Patrick Brown hérite de la chefferie progressiste-conservatrice à Queen’s Park onze mois après la cuisante défaite aux urnes qui a éconduit l’ancien leader Tim Hudak. Il reprend le flambeau du député de longue date Jim Wilson, qui a assuré l’intérim.

Honoré par les siens, M. Wilson s’est dit fier de laisser les rênes de sa formation alors qu’elle coiffe les libéraux et les néo-démocrates dans les sondages d’intentions de vote.

 

« Tourner la page »

« Ce fut une année difficile. C’est bon de tourner la page », a commenté la progressiste-conservatrice Lisa MacLeod, une ex-candidate à la chefferie PC qui s’était ralliée à Christine Elliott. « Patrick a démontré aujourd’hui qu’il avait gagné le respect des gens de notre parti. Il a démontré sa capacité à bâtir des coalitions. »

« Notre parti s’est réuni immédiatement », a ajouté Victor Fedeli, un autre candidat désisté à la chefferie qui avait rejoint le camp de Mme Elliott. « L’économie de notre province est dans un tel pétrin que nous devons maintenant trouver des manières de réparer les dommages qu’ont causés Kathleen Wynne et ses libéraux », a relancé l’élu de Nipissing, dans le nord-est de l’Ontario.

Ancienne lieutenante du parti, Christine Elliott, 60 ans, était pour sa part considérée comme le choix de l’establishment et la favorite dans la course au leadership jusqu’à ce que Patrick Brown vienne revendiquer la pole position, fin février.
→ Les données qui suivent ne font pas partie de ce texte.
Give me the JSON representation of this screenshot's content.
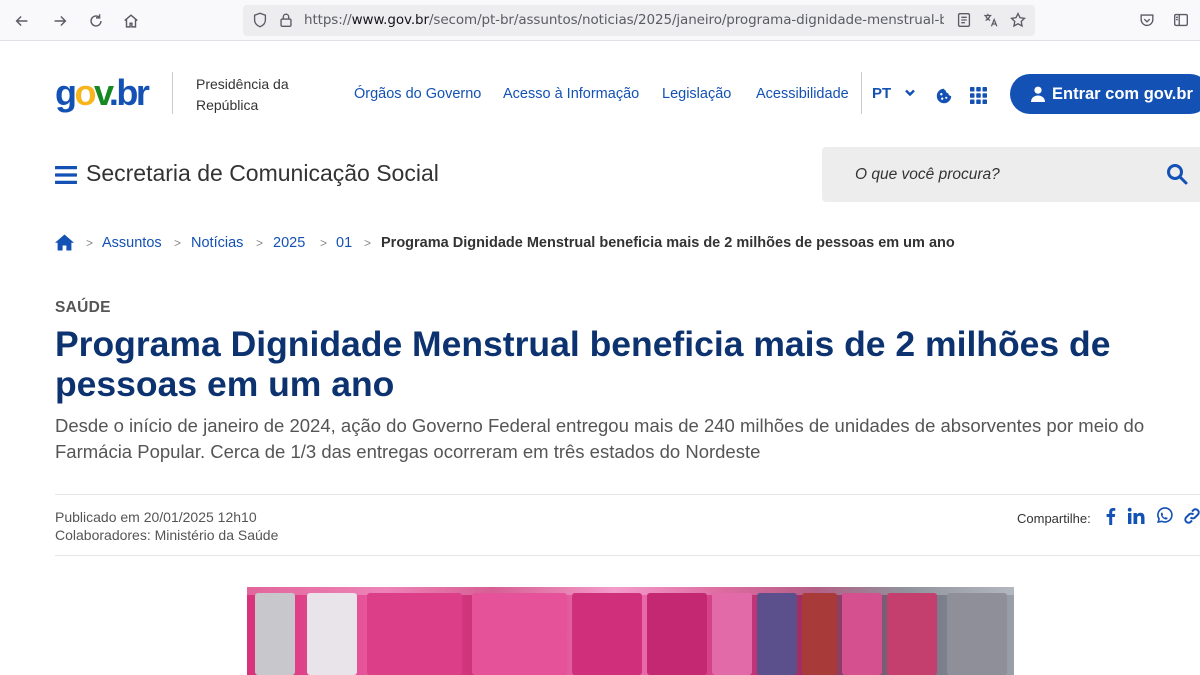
{
  "browser": {
    "url_prefix": "https://",
    "url_domain": "www.gov.br",
    "url_path": "/secom/pt-br/assuntos/noticias/2025/janeiro/programa-dignidade-menstrual-benefici"
  },
  "header": {
    "org_line1": "Presidência da",
    "org_line2": "República",
    "nav": [
      "Órgãos do Governo",
      "Acesso à Informação",
      "Legislação",
      "Acessibilidade"
    ],
    "language": "PT",
    "login_label": "Entrar com gov.br"
  },
  "site": {
    "title": "Secretaria de Comunicação Social",
    "search_placeholder": "O que você procura?"
  },
  "breadcrumb": {
    "items": [
      "Assuntos",
      "Notícias",
      "2025",
      "01"
    ],
    "current": "Programa Dignidade Menstrual beneficia mais de 2 milhões de pessoas em um ano"
  },
  "article": {
    "category": "SAÚDE",
    "headline": "Programa Dignidade Menstrual beneficia mais de 2 milhões de pessoas em um ano",
    "subtitle": "Desde o início de janeiro de 2024, ação do Governo Federal entregou mais de 240 milhões de unidades de absorventes por meio do Farmácia Popular. Cerca de 1/3 das entregas ocorreram em três estados do Nordeste",
    "published": "Publicado em 20/01/2025 12h10",
    "contributors": "Colaboradores: Ministério da Saúde",
    "share_label": "Compartilhe:"
  },
  "colors": {
    "primary": "#1351b4",
    "headline": "#0c326f"
  }
}
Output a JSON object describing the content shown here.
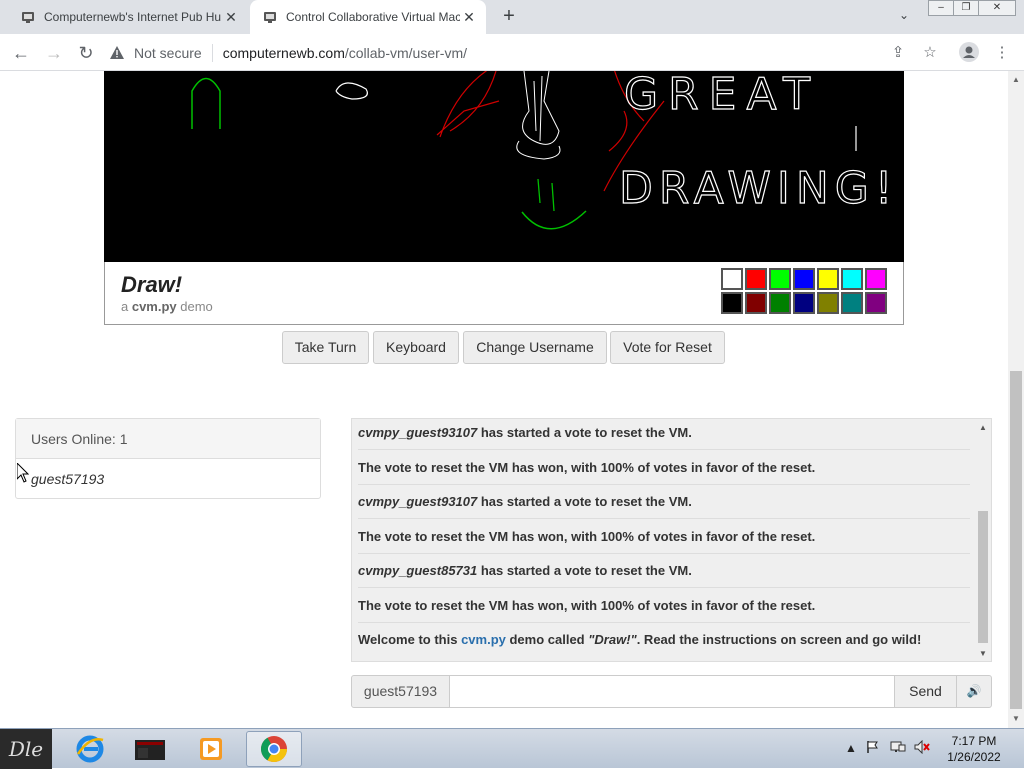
{
  "browser": {
    "tabs": [
      {
        "title": "Computernewb's Internet Pub Hu",
        "active": false
      },
      {
        "title": "Control Collaborative Virtual Mac",
        "active": true
      }
    ],
    "new_tab_icon": "+",
    "not_secure_label": "Not secure",
    "url_domain": "computernewb.com",
    "url_path": "/collab-vm/user-vm/"
  },
  "vm": {
    "title": "Draw!",
    "subtitle_prefix": "a ",
    "subtitle_name": "cvm.py",
    "subtitle_suffix": " demo",
    "palette_top": [
      "#ffffff",
      "#ff0000",
      "#00ff00",
      "#0000ff",
      "#ffff00",
      "#00ffff",
      "#ff00ff"
    ],
    "palette_bottom": [
      "#000000",
      "#800000",
      "#008000",
      "#000080",
      "#808000",
      "#008080",
      "#800080"
    ]
  },
  "actions": {
    "take_turn": "Take Turn",
    "keyboard": "Keyboard",
    "change_username": "Change Username",
    "vote_reset": "Vote for Reset"
  },
  "users": {
    "header": "Users Online: 1",
    "list": [
      "guest57193"
    ]
  },
  "chat": {
    "messages": [
      {
        "user": "cvmpy_guest93107",
        "text": " has started a vote to reset the VM."
      },
      {
        "user": "",
        "text": "The vote to reset the VM has won, with 100% of votes in favor of the reset."
      },
      {
        "user": "cvmpy_guest93107",
        "text": " has started a vote to reset the VM."
      },
      {
        "user": "",
        "text": "The vote to reset the VM has won, with 100% of votes in favor of the reset."
      },
      {
        "user": "cvmpy_guest85731",
        "text": " has started a vote to reset the VM."
      },
      {
        "user": "",
        "text": "The vote to reset the VM has won, with 100% of votes in favor of the reset."
      }
    ],
    "welcome": {
      "prefix": "Welcome to this ",
      "link": "cvm.py",
      "middle": " demo called ",
      "quote": "\"Draw!\"",
      "suffix": ". Read the instructions on screen and go wild!"
    },
    "username": "guest57193",
    "input_value": "",
    "send_label": "Send"
  },
  "canvas_text": {
    "line1": "GREAT",
    "line2": "DRAWING!"
  },
  "taskbar": {
    "start_label": "Dle",
    "time": "7:17 PM",
    "date": "1/26/2022"
  }
}
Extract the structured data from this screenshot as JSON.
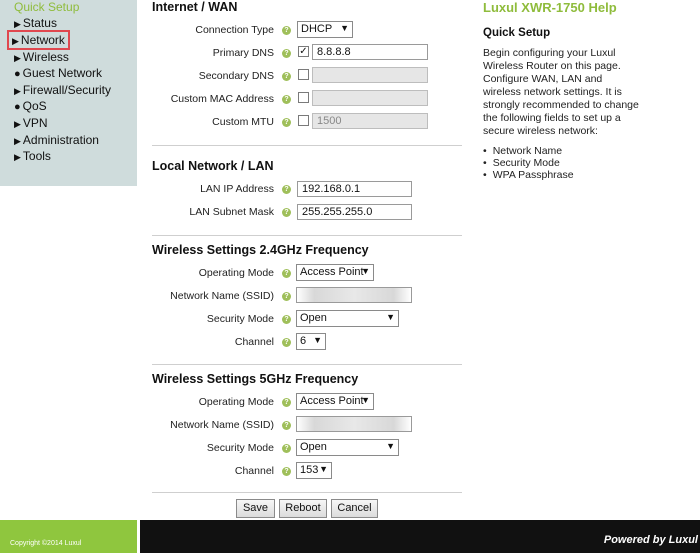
{
  "sidebar": {
    "quick_setup": "Quick Setup",
    "items": [
      {
        "label": "Status",
        "prefix": "▶"
      },
      {
        "label": "Network",
        "prefix": "▶"
      },
      {
        "label": "Wireless",
        "prefix": "▶"
      },
      {
        "label": "Guest Network",
        "prefix": "●"
      },
      {
        "label": "Firewall/Security",
        "prefix": "▶"
      },
      {
        "label": "QoS",
        "prefix": "●"
      },
      {
        "label": "VPN",
        "prefix": "▶"
      },
      {
        "label": "Administration",
        "prefix": "▶"
      },
      {
        "label": "Tools",
        "prefix": "▶"
      }
    ]
  },
  "wan": {
    "title": "Internet / WAN",
    "connection_type_label": "Connection Type",
    "connection_type_value": "DHCP",
    "primary_dns_label": "Primary DNS",
    "primary_dns_checked": "✓",
    "primary_dns_value": "8.8.8.8",
    "secondary_dns_label": "Secondary DNS",
    "custom_mac_label": "Custom MAC Address",
    "custom_mtu_label": "Custom MTU",
    "custom_mtu_value": "1500"
  },
  "lan": {
    "title": "Local Network / LAN",
    "ip_label": "LAN IP Address",
    "ip_value": "192.168.0.1",
    "mask_label": "LAN Subnet Mask",
    "mask_value": "255.255.255.0"
  },
  "wifi24": {
    "title": "Wireless Settings 2.4GHz Frequency",
    "mode_label": "Operating Mode",
    "mode_value": "Access Point",
    "ssid_label": "Network Name (SSID)",
    "security_label": "Security Mode",
    "security_value": "Open",
    "channel_label": "Channel",
    "channel_value": "6"
  },
  "wifi5": {
    "title": "Wireless Settings 5GHz Frequency",
    "mode_label": "Operating Mode",
    "mode_value": "Access Point",
    "ssid_label": "Network Name (SSID)",
    "security_label": "Security Mode",
    "security_value": "Open",
    "channel_label": "Channel",
    "channel_value": "153"
  },
  "buttons": {
    "save": "Save",
    "reboot": "Reboot",
    "cancel": "Cancel"
  },
  "help": {
    "title": "Luxul XWR-1750 Help",
    "subtitle": "Quick Setup",
    "body": "Begin configuring your Luxul Wireless Router on this page. Configure WAN, LAN and wireless network settings. It is strongly recommended to change the following fields to set up a secure wireless network:",
    "items": [
      "Network Name",
      "Security Mode",
      "WPA Passphrase"
    ]
  },
  "footer": {
    "copyright": "Copyright ©2014 Luxul",
    "powered": "Powered by Luxul"
  },
  "colors": {
    "accent_green": "#8fbc3c",
    "sidebar_bg": "#cfdcdc",
    "selected_outline": "#e0484f",
    "footer_dark": "#111111"
  }
}
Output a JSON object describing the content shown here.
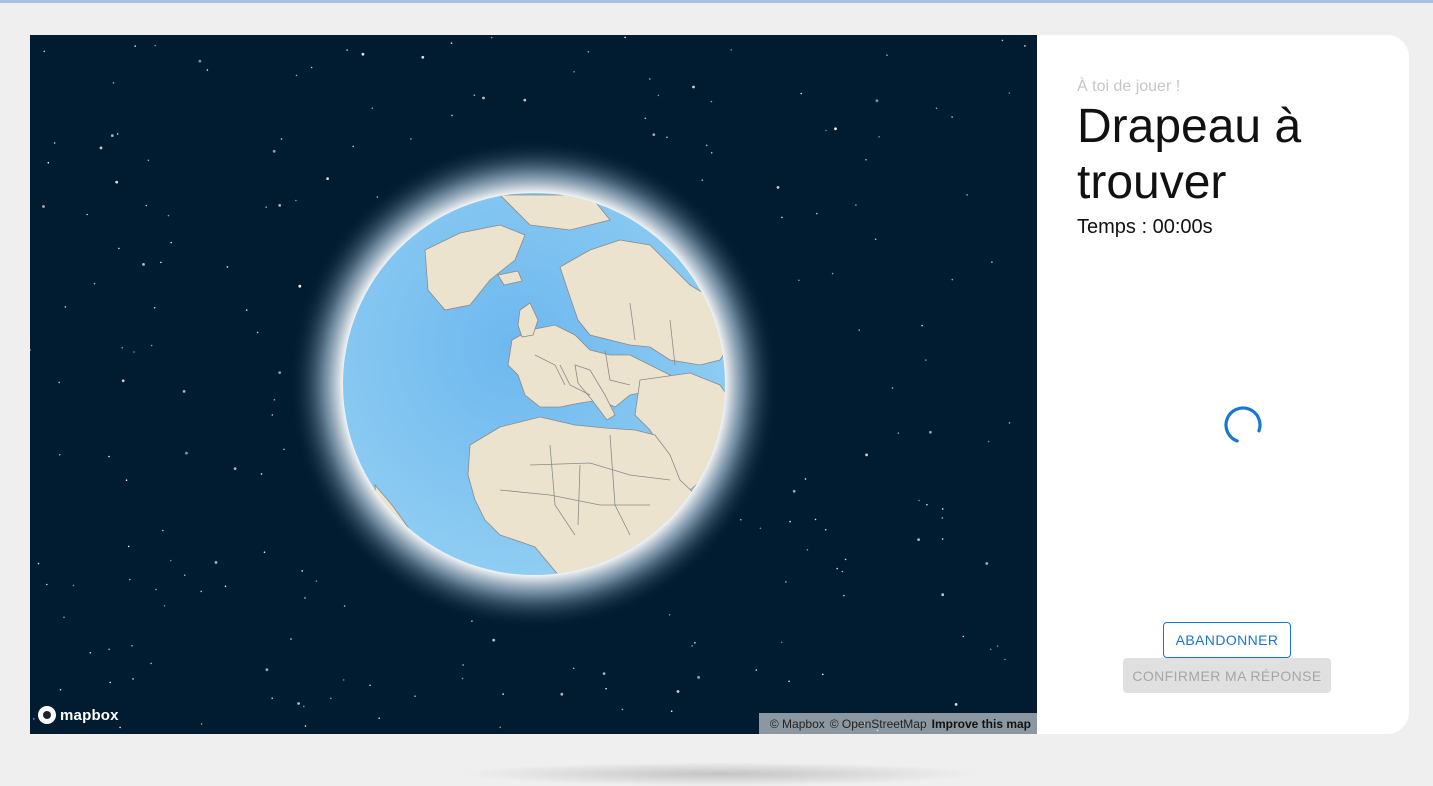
{
  "game": {
    "turn_label": "À toi de jouer !",
    "title": "Drapeau à trouver",
    "timer": "Temps : 00:00s",
    "buttons": {
      "abandon": "ABANDONNER",
      "confirm": "CONFIRMER MA RÉPONSE"
    }
  },
  "map": {
    "logo_text": "mapbox",
    "attribution": {
      "mapbox": "© Mapbox",
      "osm": "© OpenStreetMap",
      "improve": "Improve this map"
    },
    "colors": {
      "space": "#011b30",
      "ocean": "#7fc3ef",
      "land": "#ece3cf",
      "border": "#8a8a8a"
    }
  },
  "colors": {
    "accent": "#1976d2",
    "disabled_bg": "#e0e0e0",
    "disabled_text": "#a6a6a6"
  }
}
L’élue provinciale de Whitby-Oshawa avait l’appui, entre autres, de la majorité du caucus de sa formation et de figures emblématiques comme l’ancien premier ministre Bill Davis.

« Je suis confiante que les progressistes-conservateurs vont s’unir derrière le leadership de Patrick », a déclaré Mme Elliott peu après sa défaite, sans rien laisser présager par rapport à son avenir politique.

Mme Elliott, veuve de l’ex-ministre fédéral et provincial Jim Flaherty, proposait de faire de la Big Blue Machine d’autrefois une « grande tente bleue » inclusive et à l’écoute des moins fortunés. Son élection à la chefferie aurait signalé un retour au centre, après une dérive à droite qui n’a pas profité à la formation sous l’égide de M. Hudak.

 

« Militant du Tea Party »?

Les autres partis à Queen’s Park n’ont pas perdu de temps, le 9 mai, pour émettre des doutes quant à la capacité de Patrick Brown à mener sa troupe vers une victoire aux prochaines élections provinciales.

« C’est le quatrième leader du Parti PC depuis 2003 », a réagi avec une pointe d’ironie Steven Del Duca, ministre libéral des Transports. « Pendant neuf ans, Patrick Brown a représenté une communauté pas très loin de la mienne, qui grandit à vue d’œil. Il a eu plusieurs occasions de passer de la parole aux actes. Il aurait pu se tenir debout pour notre province alors que le fédéral présentait des budgets qui successivement nous appauvrissaient. Mais il ne l’a pas fait », a fustigé l’élu de Vaughan, au nord de Toronto.

M. Del Duca a comparé le nouveau chef de l’opposition à Queen’s Park à un « militant du Tea Party », ce mouvement issu de la droite libertarienne aux États-Unis qui véhicule, selon lui, des idées très loin des courants d’aujourd’hui.

« Les partis essaient parfois de se renouveler avec un nouveau chef. Mais du côté des libéraux, nous avons vu que la première ministre Kathleen Wynne n’est finalement pas si différente de son prédécesseur Dalton McGuinty. C’est la même chose pour les progressistes-conservateurs », a opiné le néo-démocrate Jagmeet Singh, traçant un parallèle entre M. Brown et M. Hudak.

Plusieurs centaines de militants de l’opposition officielle à Queen’s Park étaient réunis à Toronto pour le dépouillement du vote à la chefferie de leur parti, le 9 mai.